The Practice of Misuse: Rugged Consumerism in Contemporary American Culture

The Practice of Misuse: Rugged Consumerism in Contemporary American Culture. 

By Raymond Malewitz. Stanford University Press: Redwood City, CA, 2014. The Practice of Misuse

In the age of Ikea Hackers and salvagepunks, The Practice of Misuse: Rugged Consumerism in Contemporary American Culture charts the emergence of “rugged consumers” who creatively misuse, reuse, and repurpose the objects within their environments to suit their idiosyncratic needs and desires. Figures of both literary and material culture whose behavior evokes an American can-do ethic, rugged consumers mediate between older mythic models of self-sufficiency and the consumption-driven realities of our passive, post-industrial economy. Through their unorthodox encounters with the material world, rugged consumers show that using objects ‘properly’ is a conventional behavior that must be renewed and reinforced rather than a naturalized process that persists untroubled through time and space.

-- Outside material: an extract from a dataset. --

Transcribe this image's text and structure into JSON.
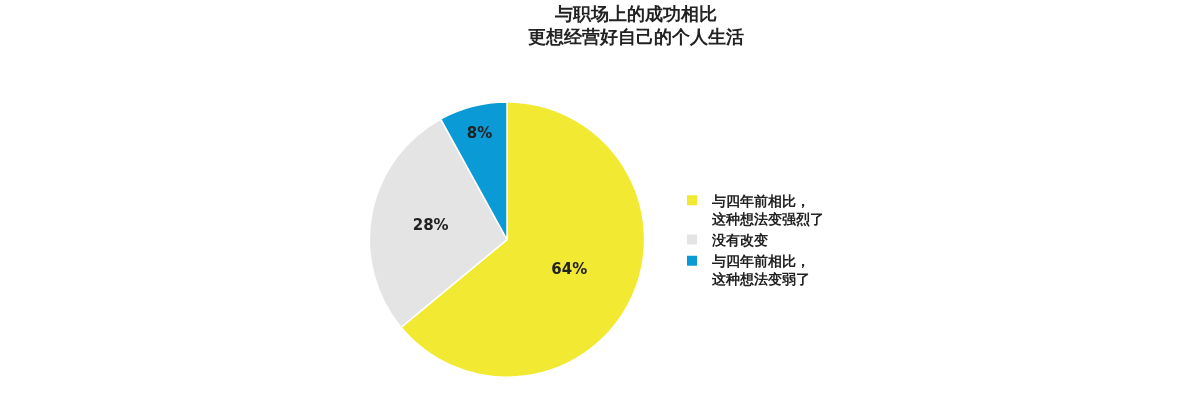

At the same time, this Utopian ideal is rarely met: most examples of rugged consumerism conceal rather than foreground the ideological problems to which they respond and thus support or ignore rather than challenge the structures of late capitalist consumerism. By analyzing convergences and divergences between subjective material practices and collectivist politics, Raymond Malewitz shows how rugged consumerism both recodes and reflects the dynamic social history of objects in the United States from the 1960s to the present.

Raymond Malewitz is Assistant Professor of English at the School of Writing, Literature, and Film at Oregon State University.